Malcolm Wallace wrote:
Seth Gordon
wrote: almost-entirely-functional code ... that in its first draft, took about three seconds to process 2,000 rows, eight minutes to process 20,000 rows, and overflowed a 1-MB stack when processing 200,000 rows. Oops.
Which just goes to show that your algorithm is non-linear in the size of the input. I doubt that your posted snippet is the cause of the problem, since it is certainly linear in the AList it is given.
The linear time in the length of AList may well be the problem :) You seem to use AList as a key-value mapping (I know the word "associative" only as mathematical property, please correct me). The Key acts as key for the grouping you mentioned and the [MetaThingie] is the actual group of MetaThingie, is that so? That means that with each call to myFunction, the AList roughly grows by one element. For logarithmic access times, you should use a binary search tree like Data.Map or similar. The problem in your case could be that matchKeys is only approximate and your keys cannot be ordered in suitable fasion. Then you need a clever algorithm which somehow exploits extra structure of the keys (perhaps they are intervals, then you can use interval trees etc.). The C++ code is likely to do some magic along these lines. In such case, stunning functional power may come from Finger Trees: A Simple General-purpose Data Structure Ralf Hinze and Ross Paterson. in Journal of Functional Programming16:2 (2006), pages 197-217 http://www.soi.city.ac.uk/~ross/papers/FingerTree.pdf
I profiled the code and observed that the most-called-upon function in the program (200 million entries for those 20,000 rows)

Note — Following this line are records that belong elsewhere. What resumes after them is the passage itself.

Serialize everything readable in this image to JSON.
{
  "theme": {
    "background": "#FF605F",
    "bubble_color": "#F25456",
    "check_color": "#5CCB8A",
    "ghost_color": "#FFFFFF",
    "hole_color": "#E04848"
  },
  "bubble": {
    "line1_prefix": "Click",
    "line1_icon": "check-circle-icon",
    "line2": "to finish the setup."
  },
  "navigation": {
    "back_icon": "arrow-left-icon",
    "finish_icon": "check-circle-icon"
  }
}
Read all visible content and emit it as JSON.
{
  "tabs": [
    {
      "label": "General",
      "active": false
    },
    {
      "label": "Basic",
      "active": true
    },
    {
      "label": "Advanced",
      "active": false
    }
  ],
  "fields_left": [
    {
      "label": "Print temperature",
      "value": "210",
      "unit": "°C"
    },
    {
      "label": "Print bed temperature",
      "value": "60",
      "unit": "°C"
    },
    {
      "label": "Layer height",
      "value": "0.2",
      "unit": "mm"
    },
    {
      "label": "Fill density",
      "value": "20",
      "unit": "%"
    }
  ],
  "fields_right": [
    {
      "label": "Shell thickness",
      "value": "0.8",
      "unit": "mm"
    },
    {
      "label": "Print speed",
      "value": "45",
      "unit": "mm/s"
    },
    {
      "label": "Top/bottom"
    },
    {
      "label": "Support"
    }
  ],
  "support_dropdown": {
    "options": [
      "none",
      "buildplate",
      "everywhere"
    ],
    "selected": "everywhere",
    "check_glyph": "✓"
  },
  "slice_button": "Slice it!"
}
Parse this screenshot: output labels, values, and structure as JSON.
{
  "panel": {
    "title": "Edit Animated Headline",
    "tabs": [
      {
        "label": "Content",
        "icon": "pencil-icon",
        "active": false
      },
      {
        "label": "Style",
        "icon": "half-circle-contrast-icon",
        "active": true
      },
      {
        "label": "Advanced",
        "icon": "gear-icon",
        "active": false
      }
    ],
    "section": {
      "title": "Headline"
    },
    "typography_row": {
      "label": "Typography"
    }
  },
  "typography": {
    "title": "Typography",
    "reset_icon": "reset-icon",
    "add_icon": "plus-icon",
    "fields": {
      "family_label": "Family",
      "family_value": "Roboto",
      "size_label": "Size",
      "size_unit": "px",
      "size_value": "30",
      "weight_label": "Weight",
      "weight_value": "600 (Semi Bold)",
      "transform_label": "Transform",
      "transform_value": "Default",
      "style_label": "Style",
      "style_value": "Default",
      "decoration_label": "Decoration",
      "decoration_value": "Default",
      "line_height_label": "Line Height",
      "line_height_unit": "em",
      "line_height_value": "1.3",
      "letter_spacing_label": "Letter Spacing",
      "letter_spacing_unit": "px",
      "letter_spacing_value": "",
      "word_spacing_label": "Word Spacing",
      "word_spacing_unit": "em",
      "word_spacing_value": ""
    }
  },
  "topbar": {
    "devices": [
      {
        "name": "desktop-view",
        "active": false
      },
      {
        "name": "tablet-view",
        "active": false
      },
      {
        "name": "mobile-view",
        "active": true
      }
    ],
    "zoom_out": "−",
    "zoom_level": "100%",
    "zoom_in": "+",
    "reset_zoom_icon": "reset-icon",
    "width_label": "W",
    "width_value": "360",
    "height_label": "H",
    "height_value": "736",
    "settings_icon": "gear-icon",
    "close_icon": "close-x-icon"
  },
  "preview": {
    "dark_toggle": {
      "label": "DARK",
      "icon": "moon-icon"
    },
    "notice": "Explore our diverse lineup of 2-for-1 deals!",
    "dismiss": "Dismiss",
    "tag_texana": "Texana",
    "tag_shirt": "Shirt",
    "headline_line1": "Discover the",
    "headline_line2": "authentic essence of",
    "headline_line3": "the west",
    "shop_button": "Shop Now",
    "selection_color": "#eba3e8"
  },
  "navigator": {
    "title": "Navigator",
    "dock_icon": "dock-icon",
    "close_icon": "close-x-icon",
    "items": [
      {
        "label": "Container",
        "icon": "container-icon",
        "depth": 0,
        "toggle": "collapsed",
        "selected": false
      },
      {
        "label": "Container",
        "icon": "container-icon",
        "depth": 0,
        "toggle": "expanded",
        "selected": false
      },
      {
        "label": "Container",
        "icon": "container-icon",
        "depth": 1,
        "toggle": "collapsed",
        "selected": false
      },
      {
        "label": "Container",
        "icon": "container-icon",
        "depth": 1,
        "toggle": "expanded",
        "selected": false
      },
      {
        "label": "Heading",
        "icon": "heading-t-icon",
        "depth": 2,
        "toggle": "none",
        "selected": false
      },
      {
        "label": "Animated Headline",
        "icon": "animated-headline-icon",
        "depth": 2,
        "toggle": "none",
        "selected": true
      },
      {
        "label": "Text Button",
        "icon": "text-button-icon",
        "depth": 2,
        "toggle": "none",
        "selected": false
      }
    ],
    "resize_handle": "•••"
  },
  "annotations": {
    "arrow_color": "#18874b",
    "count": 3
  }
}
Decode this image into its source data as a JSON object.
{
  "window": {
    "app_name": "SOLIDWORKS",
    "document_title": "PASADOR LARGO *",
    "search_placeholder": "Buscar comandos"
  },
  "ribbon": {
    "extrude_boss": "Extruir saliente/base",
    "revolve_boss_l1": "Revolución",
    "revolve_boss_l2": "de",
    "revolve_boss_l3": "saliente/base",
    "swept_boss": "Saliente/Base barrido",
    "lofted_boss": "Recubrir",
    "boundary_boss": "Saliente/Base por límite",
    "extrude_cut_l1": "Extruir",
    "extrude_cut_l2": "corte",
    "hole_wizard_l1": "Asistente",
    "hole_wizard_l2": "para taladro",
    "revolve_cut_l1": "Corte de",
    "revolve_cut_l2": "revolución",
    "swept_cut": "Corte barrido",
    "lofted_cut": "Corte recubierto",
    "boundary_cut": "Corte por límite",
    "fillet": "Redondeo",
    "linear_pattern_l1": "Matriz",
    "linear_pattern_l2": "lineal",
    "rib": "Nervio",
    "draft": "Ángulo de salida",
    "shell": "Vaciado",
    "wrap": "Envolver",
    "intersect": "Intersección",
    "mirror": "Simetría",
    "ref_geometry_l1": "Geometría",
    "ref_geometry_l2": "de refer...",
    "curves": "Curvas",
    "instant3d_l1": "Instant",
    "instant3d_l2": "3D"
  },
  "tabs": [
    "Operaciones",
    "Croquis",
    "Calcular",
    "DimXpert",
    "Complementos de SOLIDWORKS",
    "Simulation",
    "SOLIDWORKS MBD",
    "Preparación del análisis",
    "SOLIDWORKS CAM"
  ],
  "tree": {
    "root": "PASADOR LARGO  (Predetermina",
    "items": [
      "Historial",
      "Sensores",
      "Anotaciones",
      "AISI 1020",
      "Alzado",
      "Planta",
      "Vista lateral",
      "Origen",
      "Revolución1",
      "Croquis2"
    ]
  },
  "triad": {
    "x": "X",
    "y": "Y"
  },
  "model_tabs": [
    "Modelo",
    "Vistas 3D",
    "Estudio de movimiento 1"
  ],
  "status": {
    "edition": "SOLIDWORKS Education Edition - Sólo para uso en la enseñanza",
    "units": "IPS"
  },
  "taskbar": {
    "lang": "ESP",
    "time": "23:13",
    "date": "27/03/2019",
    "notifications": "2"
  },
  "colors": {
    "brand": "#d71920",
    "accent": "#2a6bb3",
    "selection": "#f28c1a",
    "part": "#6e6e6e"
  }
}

By optimisation, you can only make this function a constant factor faster. You need to work out how to call it less often in the first place.
Almost true. I think that recursive calls are counted as proper call, so that each top level call to myFunction will result a count of calls to myFunction linear in the length of AList. Thus "in first place" alias top level is not enough.
type AList = [(Key, [MetaThingies])]
myFunction :: AList -> Thingie -> AList myFunction [] x = [(key x, [meta x])] myFunction ((k, v):tail) x | matchKeys k (key x) = case tryJoining v x of Nothing -> (k, v) : (myFunction tail x) Just v' -> (k', v') : tail where v' = bestKey k (key x) should be (?) where k' = bestKey k (key x) | otherwise = (k, v) : (myFunction tail x)
Regards, apfelmus